Una nueva leyenda recorrió Oregón, desde Roseburg por todo el norte hasta Columbia, desde las montañas hasta el mar. Viajó por carta y de boca en boca, creciendo cada vez que era contada.
Era una historia más triste que las dos que la precedieron, aquellas que hablaban de una máquina sabia y benevolente y de una nación renacida. También era más perturbadora. Y sin embargo esta nueva fábula poseía un importante elemento del que carecían sus predecesoras.
Era cierta.
La historia hablaba de una banda de cuarenta mujeres, de mujeres locas, al decir de muchos, que habían compartido un voto secreto: hacer lo imposible para terminar con una horrible guerra y hacerlo antes de que todos los hombres buenos muriesen tratando de salvarlas.

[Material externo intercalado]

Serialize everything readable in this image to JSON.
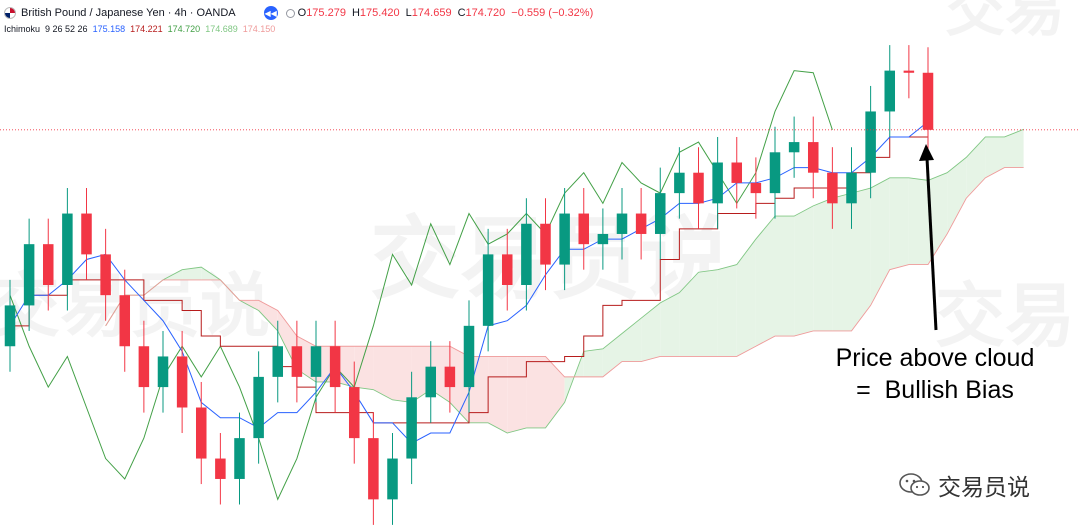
{
  "header": {
    "title": "British Pound / Japanese Yen · 4h · OANDA",
    "ohlc": [
      {
        "k": "O",
        "v": "175.279"
      },
      {
        "k": "H",
        "v": "175.420"
      },
      {
        "k": "L",
        "v": "174.659"
      },
      {
        "k": "C",
        "v": "174.720"
      }
    ],
    "change": "−0.559 (−0.32%)"
  },
  "indicator": {
    "name": "Ichimoku",
    "params": "9 26 52 26",
    "values": [
      {
        "v": "175.158",
        "color": "#2962ff"
      },
      {
        "v": "174.221",
        "color": "#b71c1c"
      },
      {
        "v": "174.720",
        "color": "#43a047"
      },
      {
        "v": "174.689",
        "color": "#81c784"
      },
      {
        "v": "174.150",
        "color": "#ef9a9a"
      }
    ]
  },
  "annotation": {
    "line1": "Price above cloud",
    "line2": "=  Bullish Bias"
  },
  "watermark": {
    "text": "交易员说"
  },
  "logo": {
    "text": "交易员说",
    "icon": "wechat-icon"
  },
  "colors": {
    "up": "#089981",
    "down": "#f23645",
    "conversion": "#2962ff",
    "base": "#b71c1c",
    "lagging": "#43a047",
    "cloud_bull": "#e6f4e6",
    "cloud_bear": "#fbe2e2",
    "lead_a": "#81c784",
    "lead_b": "#ef9a9a",
    "price_line": "#f23645"
  },
  "chart_data": {
    "type": "candlestick",
    "symbol": "GBPJPY",
    "interval": "4h",
    "candles": [
      {
        "x": 1,
        "o": 172.6,
        "c": 173.0
      },
      {
        "x": 2,
        "o": 173.0,
        "c": 173.6
      },
      {
        "x": 3,
        "o": 173.6,
        "c": 173.2
      },
      {
        "x": 4,
        "o": 173.2,
        "c": 173.9
      },
      {
        "x": 5,
        "o": 173.9,
        "c": 173.5
      },
      {
        "x": 6,
        "o": 173.5,
        "c": 173.1
      },
      {
        "x": 7,
        "o": 173.1,
        "c": 172.6
      },
      {
        "x": 8,
        "o": 172.6,
        "c": 172.2
      },
      {
        "x": 9,
        "o": 172.2,
        "c": 172.5
      },
      {
        "x": 10,
        "o": 172.5,
        "c": 172.0
      },
      {
        "x": 11,
        "o": 172.0,
        "c": 171.5
      },
      {
        "x": 12,
        "o": 171.5,
        "c": 171.3
      },
      {
        "x": 13,
        "o": 171.3,
        "c": 171.7
      },
      {
        "x": 14,
        "o": 171.7,
        "c": 172.3
      },
      {
        "x": 15,
        "o": 172.3,
        "c": 172.6
      },
      {
        "x": 16,
        "o": 172.6,
        "c": 172.3
      },
      {
        "x": 17,
        "o": 172.3,
        "c": 172.6
      },
      {
        "x": 18,
        "o": 172.6,
        "c": 172.2
      },
      {
        "x": 19,
        "o": 172.2,
        "c": 171.7
      },
      {
        "x": 20,
        "o": 171.7,
        "c": 171.1
      },
      {
        "x": 21,
        "o": 171.1,
        "c": 171.5
      },
      {
        "x": 22,
        "o": 171.5,
        "c": 172.1
      },
      {
        "x": 23,
        "o": 172.1,
        "c": 172.4
      },
      {
        "x": 24,
        "o": 172.4,
        "c": 172.2
      },
      {
        "x": 25,
        "o": 172.2,
        "c": 172.8
      },
      {
        "x": 26,
        "o": 172.8,
        "c": 173.5
      },
      {
        "x": 27,
        "o": 173.5,
        "c": 173.2
      },
      {
        "x": 28,
        "o": 173.2,
        "c": 173.8
      },
      {
        "x": 29,
        "o": 173.8,
        "c": 173.4
      },
      {
        "x": 30,
        "o": 173.4,
        "c": 173.9
      },
      {
        "x": 31,
        "o": 173.9,
        "c": 173.6
      },
      {
        "x": 32,
        "o": 173.6,
        "c": 173.7
      },
      {
        "x": 33,
        "o": 173.7,
        "c": 173.9
      },
      {
        "x": 34,
        "o": 173.9,
        "c": 173.7
      },
      {
        "x": 35,
        "o": 173.7,
        "c": 174.1
      },
      {
        "x": 36,
        "o": 174.1,
        "c": 174.3
      },
      {
        "x": 37,
        "o": 174.3,
        "c": 174.0
      },
      {
        "x": 38,
        "o": 174.0,
        "c": 174.4
      },
      {
        "x": 39,
        "o": 174.4,
        "c": 174.2
      },
      {
        "x": 40,
        "o": 174.2,
        "c": 174.1
      },
      {
        "x": 41,
        "o": 174.1,
        "c": 174.5
      },
      {
        "x": 42,
        "o": 174.5,
        "c": 174.6
      },
      {
        "x": 43,
        "o": 174.6,
        "c": 174.3
      },
      {
        "x": 44,
        "o": 174.3,
        "c": 174.0
      },
      {
        "x": 45,
        "o": 174.0,
        "c": 174.3
      },
      {
        "x": 46,
        "o": 174.3,
        "c": 174.9
      },
      {
        "x": 47,
        "o": 174.9,
        "c": 175.3
      },
      {
        "x": 48,
        "o": 175.3,
        "c": 175.279
      },
      {
        "x": 49,
        "o": 175.279,
        "c": 174.72
      }
    ],
    "last_price": 174.72,
    "ylim": [
      170.8,
      175.6
    ]
  }
}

Actuaron por amor, explicaron algunos. Otros dijeron que lo hicieron por su país.
Incluso corría el rumor de que las mujeres consideraron su viaje al Infierno una forma de penitencia, para compensar algunas pasadas faltas cometidas por la mitad femenina de la humanidad.
Las interpretaciones variaban, pero la moraleja era siempre la misma, ya se transmitiese oralmente o mediante el Correo de EE.UU. De aldea en aldea, de granja en granja, las madres, hijas y esposas leyeron las cartas o escucharon las palabras y las transmitieron.
Los hombres pueden ser brillantes y fuertes, se susurraron unas a otras. Pero los hombres también pueden estar locos. Y los locos pueden arrumar el mundo.
Mujeres, vosotras debéis juzgarlos…
Nunca más puede permitirse que las cosas lleguen a este punto, se dijeron unas a otras pensando en el sacrificio que habían hecho las Exploradoras.
Nunca más podemos consentir que la vieja lucha entre hombres buenos y malos continúe eternamente.
Mujeres, debéis compartir la responsabilidad… y poner todo vuestro talento en la contienda…
Y recordad siempre, concluía la moraleja: incluso los mejores hombres, los héroes, serán reacios a veces a cumplir con su trabajo.